After saying “The jig is up” at yesterday’s SAG-AFTRA press conference, the phrase has become something of a chant on the picket lines.

Aisha Tyler, who has starred in Criminal Minds, Friends and The Last Thing He Told Me and also a member of the DGA, said that she had hoped the directors would have joined the picket lines as well. “A triple strike would have really shifted ground here. But I do think a double strike was what we needed to bring the business to a halt so that people could really focus on the issues at hand,” she said. “We are still in the era of peak television and peak streaming, and there’s a lot of money to be made, and there’s a lot of great television and film to be to be generated. Now is the time to put the structures in place that make sure that we have a robust future for everyone in this business.

John Carroll Lynch, who played Norm Gunderson in Fargo and has starred in The Drew Carey Show and American Horror Story, said most of his actor friends can’t make a living. “They can’t make health insurance. They’re living off their savings. They can have an IMDB page that has 50 credits and they continue to get offered work [but] they can’t make a living,” he said. “It’s about safeguarding the dream of being a creative person who can make a living at the art they love.

There were plenty of younger actors and those starting out in their careers. Kate Comer, who has featured in The Dropout and Reboot, and Stevie Nelson, who has appeared in White House Plumbers are new SAG-AFTRA strike captains Comer told Deadline, “We want a fair contract, we want to make a living wage, we don’t want our images used in perpetuity without being paid, we’re ready.”

Nelson added, “Actors have been taken advantage of for decades now and we want to make a living like everyone else.”

The cast of Amazon’s Freevee series Jury Duty were also out together after scoring a top Emmy nomination for the gonzo comedy. Ron Song said he doesn’t want “labor to be diminished any further”, while Ben Seaward said “Pay needs to reflect the reality of profit”. Alan Barinholtz, father of Ike Barinholtz is a new SAG member after his unlikely turn as the judge, added, “This is absolutely necessary so everyone gets fair treatment”.

In front of Disney’s Burbank lot, Parks and Rec alum and The Afterparty star Ben Schwartz told Deadline about the combined SAG-AFTRA and WGA strike, which marched around the entire Disney studio: “It’s all so new, and the structure of the streaming stuff is so new, we’re figuring it out on the fly. I think this is one of the reasons why this is so big.”
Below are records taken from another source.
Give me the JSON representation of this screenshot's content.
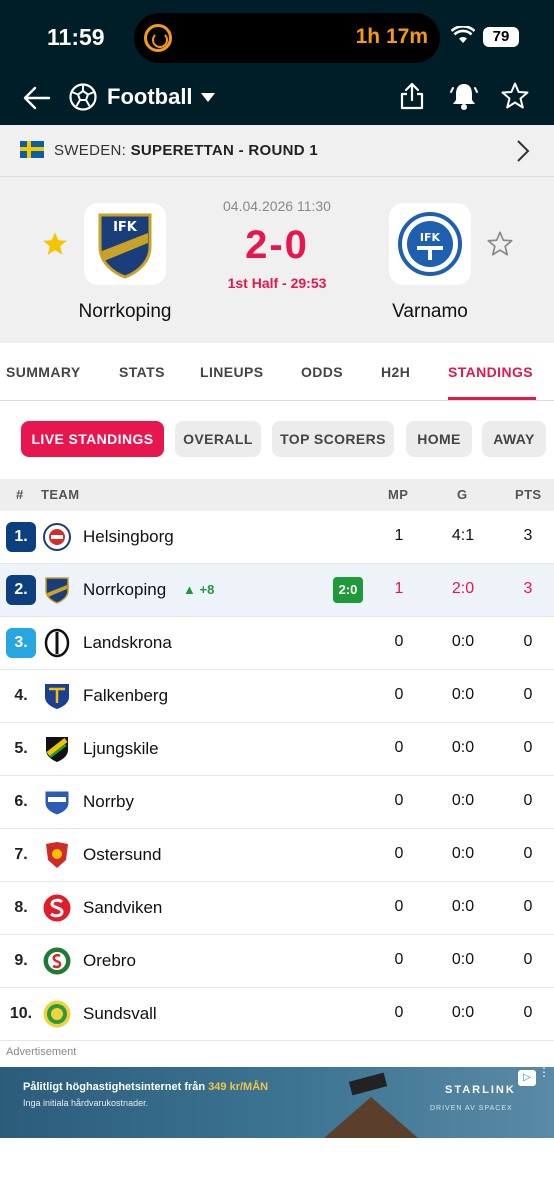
{
  "status_bar": {
    "time": "11:59",
    "timer": "1h 17m",
    "battery": "79"
  },
  "header": {
    "title": "Football"
  },
  "league": {
    "country": "SWEDEN:",
    "competition": "SUPERETTAN - ROUND 1"
  },
  "match": {
    "date": "04.04.2026 11:30",
    "score": "2-0",
    "phase": "1st Half - 29:53",
    "home": {
      "name": "Norrkoping",
      "crest_text": "IFK"
    },
    "away": {
      "name": "Varnamo",
      "crest_text": "IFK"
    }
  },
  "tabs": [
    "SUMMARY",
    "STATS",
    "LINEUPS",
    "ODDS",
    "H2H",
    "STANDINGS"
  ],
  "active_tab": "STANDINGS",
  "chips": [
    "LIVE STANDINGS",
    "OVERALL",
    "TOP SCORERS",
    "HOME",
    "AWAY"
  ],
  "table": {
    "headers": {
      "rank": "#",
      "team": "TEAM",
      "mp": "MP",
      "g": "G",
      "pts": "PTS"
    },
    "rows": [
      {
        "rank": "1.",
        "team": "Helsingborg",
        "mp": "1",
        "g": "4:1",
        "pts": "3",
        "crest_color": "#d52b2b"
      },
      {
        "rank": "2.",
        "team": "Norrkoping",
        "mp": "1",
        "g": "2:0",
        "pts": "3",
        "trend": "+8",
        "live": "2:0",
        "crest_color": "#1a3d7c"
      },
      {
        "rank": "3.",
        "team": "Landskrona",
        "mp": "0",
        "g": "0:0",
        "pts": "0",
        "crest_color": "#111111"
      },
      {
        "rank": "4.",
        "team": "Falkenberg",
        "mp": "0",
        "g": "0:0",
        "pts": "0",
        "crest_color": "#1c3f94"
      },
      {
        "rank": "5.",
        "team": "Ljungskile",
        "mp": "0",
        "g": "0:0",
        "pts": "0",
        "crest_color": "#1e9a3d"
      },
      {
        "rank": "6.",
        "team": "Norrby",
        "mp": "0",
        "g": "0:0",
        "pts": "0",
        "crest_color": "#2a5bb5"
      },
      {
        "rank": "7.",
        "team": "Ostersund",
        "mp": "0",
        "g": "0:0",
        "pts": "0",
        "crest_color": "#d12a2a"
      },
      {
        "rank": "8.",
        "team": "Sandviken",
        "mp": "0",
        "g": "0:0",
        "pts": "0",
        "crest_color": "#e01d2a"
      },
      {
        "rank": "9.",
        "team": "Orebro",
        "mp": "0",
        "g": "0:0",
        "pts": "0",
        "crest_color": "#1f7a35"
      },
      {
        "rank": "10.",
        "team": "Sundsvall",
        "mp": "0",
        "g": "0:0",
        "pts": "0",
        "crest_color": "#2f9a3d"
      }
    ]
  },
  "ad": {
    "label": "Advertisement",
    "line1": "Pålitligt höghastighetsinternet från",
    "price": "349 kr/MÅN",
    "line2": "Inga initiala hårdvarukostnader.",
    "brand": "STARLINK",
    "sub": "DRIVEN AV SPACEX"
  },
  "colors": {
    "accent": "#e8164e",
    "header_bg": "#001e28",
    "live_green": "#1f9a3a"
  }
}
Important to many rank-and-file actors, yet not a deal point that the SAG-AFTRA negotiating committee is taking up, is streamers’ massive cutting of movies and series from their OTT services, a means by which residuals aren’t cut off to scribes and actors. Schwartz shared he had a movie that was cut recently from Disney+, Flora & Ulysses.

Schwartz was out at the pickets with friend scribe/actor, Gil Ozeri (History of the World: Part II). Both are members of WGA and SAG-AFTRA.
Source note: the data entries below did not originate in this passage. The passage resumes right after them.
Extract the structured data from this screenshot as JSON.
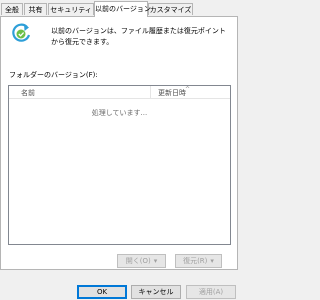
{
  "tabs": [
    {
      "label": "全般"
    },
    {
      "label": "共有"
    },
    {
      "label": "セキュリティ"
    },
    {
      "label": "以前のバージョン"
    },
    {
      "label": "カスタマイズ"
    }
  ],
  "description": "以前のバージョンは、ファイル履歴または復元ポイントから復元できます。",
  "folder_versions_label": "フォルダーのバージョン(F):",
  "list": {
    "columns": {
      "name": "名前",
      "date_modified": "更新日時"
    },
    "status": "処理しています..."
  },
  "buttons": {
    "open": "開く(O)",
    "restore": "復元(R)",
    "ok": "OK",
    "cancel": "キャンセル",
    "apply": "適用(A)"
  }
}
Said Ozeri about the latest wave of series and movie cuts on streaming portals, “It’s just another reflection of how creators aren’t as valued as much, by taking their stuff off the air and not putting it on after they make it.”

“It’s a perfect example of something we have to figure out and now is the time to do it and now we have the power of two unions together to try and get it done, which is pretty exciting,” added Schwartz.

The actors joining the strike has also evidently had an impact on the writers, who are still out in force. One WGA lot coordinator told Deadline that it was like it’s day one all over again for them. “At this point we’re ready to be on strike for 300 days if we have to.”